📢 #Gate Square Writing Contest Phase 3# is officially kicks off!
🎮 This round focuses on: Yooldo Games (ESPORTS)
✍️ Share your unique insights and join promotional interactions. To be eligible for any reward, you must also participate in Gate’s Phase 286 Launchpool, CandyDrop, or Alpha activities!
💡 Content creation + airdrop participation = double points. You could be the grand prize winner!
💰Total prize pool: 4,464 $ESPORTS
🏆 First Prize (1 winner): 964 tokens
🥈 Second Prize (5 winners): 400 tokens each
🥉 Third Prize (10 winners): 150 tokens each
🚀 How to participate:
1️⃣ Publish an
The U.S. Treasury Secretary expects stablecoins to bring about $2 trillion in demand for government bonds.
According to Deep Tide TechFlow news on May 24, reported by Coinpedia, U.S. Treasury Secretary Scott Bessent stated in a recent interview that stablecoins could bring $2 trillion in short-term demand for U.S. Treasury bonds and bills, far exceeding the current $300 billion.
Bessent reiterated the Trump administration's firm support for cryptocurrency innovation and criticized the previous administration's destructive regulatory stance. He pledged to encourage sustainable innovation through a balanced and improved regulatory framework.

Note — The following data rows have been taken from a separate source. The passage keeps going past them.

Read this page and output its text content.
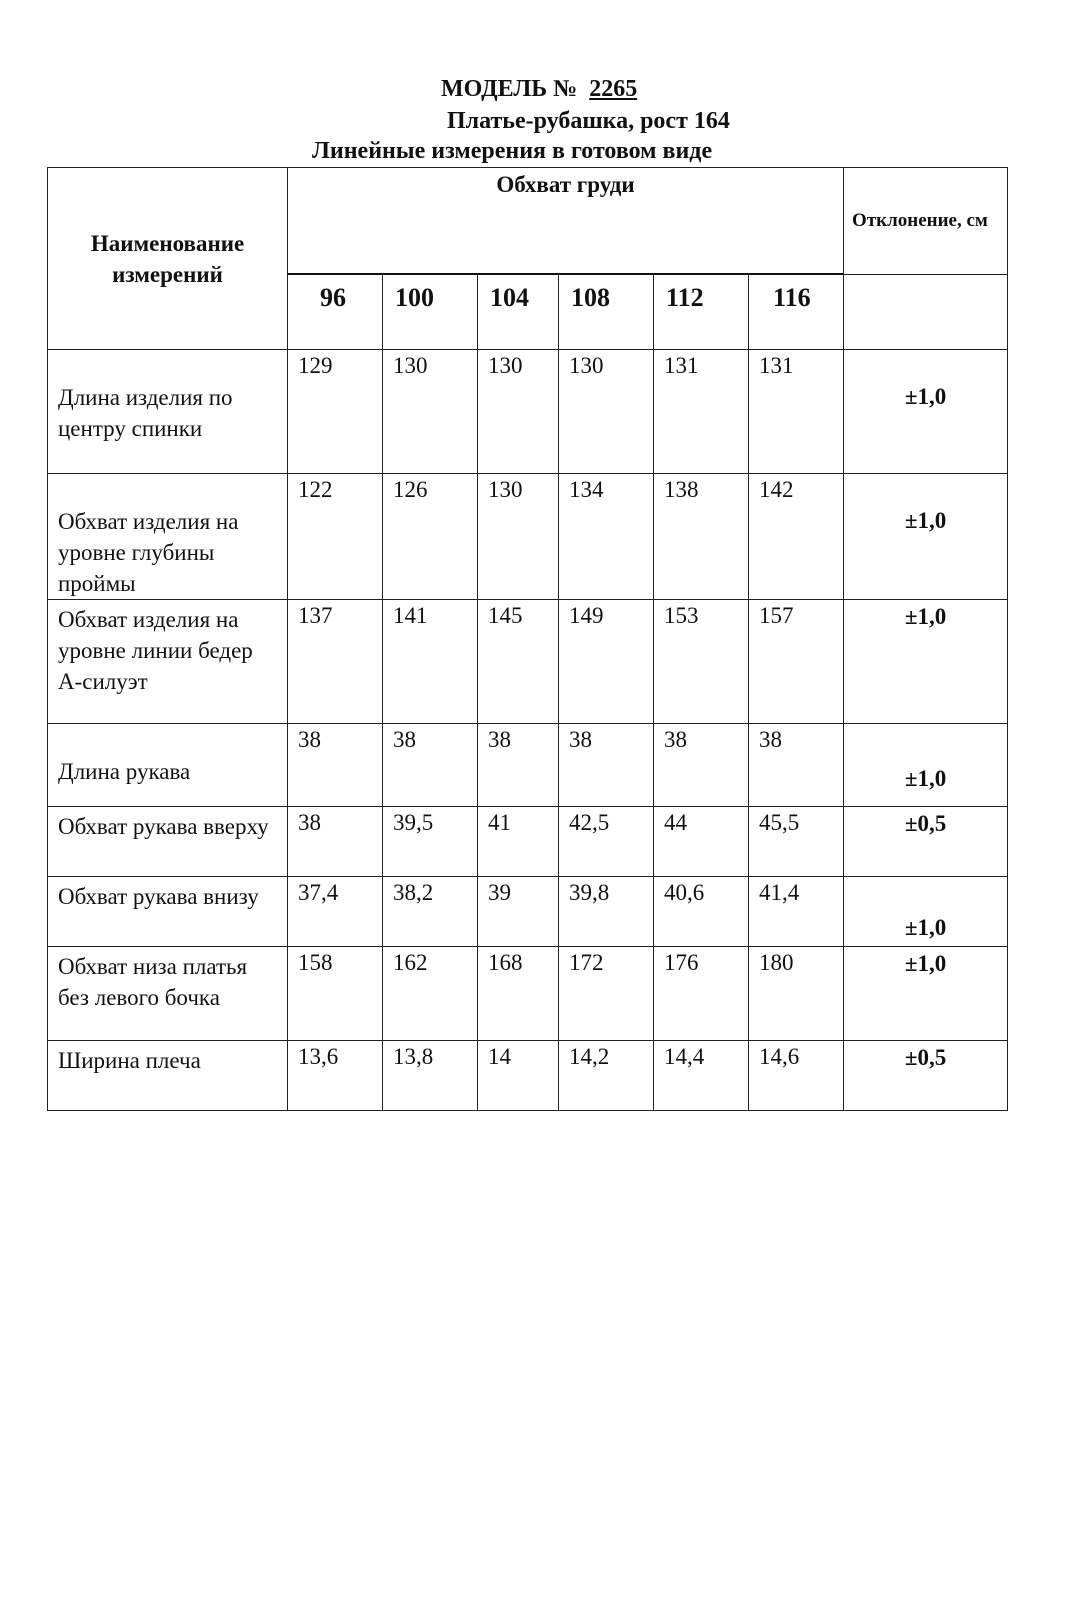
МОДЕЛЬ № 2265
Платье-рубашка, рост 164
Линейные измерения в готовом виде
Наименование измерений	Обхват груди						Отклонение, см
	96	100	104	108	112	116	
Длина изделия по центру спинки	129	130	130	130	131	131	±1,0
Обхват изделия на уровне глубины проймы	122	126	130	134	138	142	±1,0
Обхват изделия на уровне линии бедер А-силуэт	137	141	145	149	153	157	±1,0
Длина рукава	38	38	38	38	38	38	±1,0
Обхват рукава вверху	38	39,5	41	42,5	44	45,5	±0,5
Обхват рукава внизу	37,4	38,2	39	39,8	40,6	41,4	±1,0
Обхват низа платья без левого бочка	158	162	168	172	176	180	±1,0
Ширина плеча	13,6	13,8	14	14,2	14,4	14,6	±0,5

Stablecoins like Tether (USDT) are typically backed 1:1 by fiat currencies such as the US dollar and hold reserves in liquid assets (including government bonds). As these tokens gain wider adoption, their issuers are becoming important buyers of US debt instruments.
At the same time, the U.S. Senate is preparing a stablecoin regulatory bill that is expected to provide legal clarity and promote institutional adoption. Market rumors suggest that Fidelity and JPMorgan may soon issue their own stablecoins.